Though the efforts are continuing, Palmetto has found some obstacles with its telehealth efforts, including:
- Marketing - Not every solution is a Field of Dreams "If you build it, they will come" scenario. For telehealth, without proper marketing, the service could go unnoticed or largely rely on word of mouth. At Palmetto, marketing budgets were cut, which clipped some telehealth marketing efforts. Jennings and Bischoff learned to push for marketing efforts to be linked to future tools and efforts. For telehealth, "We're scrapping together some things to make sure it continues to have success but it's certainly not the volumes we could be getting because marketing has only been internal," Jennings shared.

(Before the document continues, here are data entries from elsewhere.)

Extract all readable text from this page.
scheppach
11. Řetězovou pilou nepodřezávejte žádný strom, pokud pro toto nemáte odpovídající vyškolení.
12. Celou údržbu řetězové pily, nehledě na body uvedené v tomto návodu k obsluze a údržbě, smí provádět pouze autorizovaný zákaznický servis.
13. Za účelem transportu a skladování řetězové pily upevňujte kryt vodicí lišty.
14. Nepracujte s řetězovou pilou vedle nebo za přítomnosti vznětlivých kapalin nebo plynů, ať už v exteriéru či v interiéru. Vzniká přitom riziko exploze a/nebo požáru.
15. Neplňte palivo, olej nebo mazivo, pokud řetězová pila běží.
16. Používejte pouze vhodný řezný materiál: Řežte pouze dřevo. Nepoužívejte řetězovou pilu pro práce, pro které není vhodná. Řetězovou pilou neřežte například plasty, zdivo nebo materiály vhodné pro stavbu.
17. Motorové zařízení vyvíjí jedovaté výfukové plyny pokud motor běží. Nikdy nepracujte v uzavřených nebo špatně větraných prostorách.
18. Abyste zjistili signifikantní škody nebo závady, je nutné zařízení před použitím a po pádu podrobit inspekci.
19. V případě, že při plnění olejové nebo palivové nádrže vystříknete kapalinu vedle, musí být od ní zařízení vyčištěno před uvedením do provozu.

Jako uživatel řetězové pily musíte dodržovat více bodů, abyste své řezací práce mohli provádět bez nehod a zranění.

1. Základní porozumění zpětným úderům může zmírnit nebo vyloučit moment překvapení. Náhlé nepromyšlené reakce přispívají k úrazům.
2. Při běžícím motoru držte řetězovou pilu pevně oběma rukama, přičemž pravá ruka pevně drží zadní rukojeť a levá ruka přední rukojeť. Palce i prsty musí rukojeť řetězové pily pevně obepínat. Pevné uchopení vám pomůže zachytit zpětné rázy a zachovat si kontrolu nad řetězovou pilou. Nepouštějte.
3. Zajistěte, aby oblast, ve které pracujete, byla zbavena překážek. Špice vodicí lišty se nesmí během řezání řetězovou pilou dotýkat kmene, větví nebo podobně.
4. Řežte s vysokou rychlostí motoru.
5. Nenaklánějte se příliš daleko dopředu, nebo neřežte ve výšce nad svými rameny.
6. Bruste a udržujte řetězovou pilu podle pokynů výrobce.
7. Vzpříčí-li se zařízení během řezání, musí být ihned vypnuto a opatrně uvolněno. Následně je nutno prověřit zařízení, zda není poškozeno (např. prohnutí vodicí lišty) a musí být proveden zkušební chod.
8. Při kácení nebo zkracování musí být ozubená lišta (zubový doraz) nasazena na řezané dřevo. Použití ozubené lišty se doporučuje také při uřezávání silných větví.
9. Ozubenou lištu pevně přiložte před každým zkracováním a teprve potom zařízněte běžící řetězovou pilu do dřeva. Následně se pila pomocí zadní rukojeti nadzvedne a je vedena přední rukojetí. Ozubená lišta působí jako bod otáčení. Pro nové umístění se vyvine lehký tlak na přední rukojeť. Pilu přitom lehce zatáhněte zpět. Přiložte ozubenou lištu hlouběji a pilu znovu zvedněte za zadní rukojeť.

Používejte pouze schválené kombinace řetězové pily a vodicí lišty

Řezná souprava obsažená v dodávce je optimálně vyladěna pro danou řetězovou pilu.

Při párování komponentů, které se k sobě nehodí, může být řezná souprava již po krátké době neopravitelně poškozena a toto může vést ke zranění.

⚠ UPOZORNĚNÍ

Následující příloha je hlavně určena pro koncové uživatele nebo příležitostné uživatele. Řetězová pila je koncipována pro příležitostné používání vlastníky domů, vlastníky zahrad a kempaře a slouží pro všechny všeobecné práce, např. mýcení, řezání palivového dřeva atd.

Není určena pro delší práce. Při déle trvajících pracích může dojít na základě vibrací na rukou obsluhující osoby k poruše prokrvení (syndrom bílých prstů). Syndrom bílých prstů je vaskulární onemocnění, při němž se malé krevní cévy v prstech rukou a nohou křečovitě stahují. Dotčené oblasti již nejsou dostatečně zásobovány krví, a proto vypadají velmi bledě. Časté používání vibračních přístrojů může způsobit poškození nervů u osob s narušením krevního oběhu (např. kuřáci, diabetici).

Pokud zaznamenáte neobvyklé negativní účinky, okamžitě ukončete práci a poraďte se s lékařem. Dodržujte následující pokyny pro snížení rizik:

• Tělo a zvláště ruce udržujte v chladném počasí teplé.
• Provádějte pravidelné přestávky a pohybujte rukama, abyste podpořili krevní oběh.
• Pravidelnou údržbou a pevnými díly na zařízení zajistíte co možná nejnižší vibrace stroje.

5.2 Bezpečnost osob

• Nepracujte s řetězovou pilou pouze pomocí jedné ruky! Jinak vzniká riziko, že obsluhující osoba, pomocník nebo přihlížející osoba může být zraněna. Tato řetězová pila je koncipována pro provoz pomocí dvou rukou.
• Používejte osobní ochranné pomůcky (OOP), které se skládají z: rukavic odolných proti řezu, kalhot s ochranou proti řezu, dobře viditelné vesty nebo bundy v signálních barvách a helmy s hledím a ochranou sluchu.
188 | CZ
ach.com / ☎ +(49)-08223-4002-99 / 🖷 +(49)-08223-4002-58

- Reimbursement - This is always a problem, Jennings said. Palmetto doesn't push for reimbursement parity as much unless the service ties into a value-based model because FFS under telehealth can be a challenge. "We'd rather just say 'Pay for the care of this population and let us use telehealth to decrease costs,'" Jennings said. "If we get paid to do something, we'll do that so it's a good situation [but] the challenges is how do you get an effort started."
- Politics - There's a fair amount of politics regarding providers who feel protective over their patients and that can trickle into telehealth efforts. For example, are pediatric patients taken care of by pediatric specialists or family medicine practitioners? There can also be squabbling over physicians associated or affiliated with the hospital but not part of the medical group who may feel in some instances telehealth steals patients who could be coming into their practices.
- Tech approach - With telehealth efforts, providers face the decision of buying a third party tool and potentially experiencing buyer's remorse or building a home-grown tool.
- Pace - "We're trying to go faster and faster and get technology deployed. At the same time, everybody else is trying to get other technologies deployed and keep up," Jennings said.
While these challenges haven't magically disappeared altogether, Jennings and Bischoff are continuing to champion telehealth and the benefits it could afford patients and their health system. "We're going to start to see a huge push toward direct-to-consumer solutions," Bischoff said. For Palmetto, that will include looking to enhance the connection between providers and patients through mobile devices and video as well as branching into subspecialty care such as psychiatry and obstetrics for DTC telehealth opportunities. "That's the trend we're seeing and we need to market it," she said.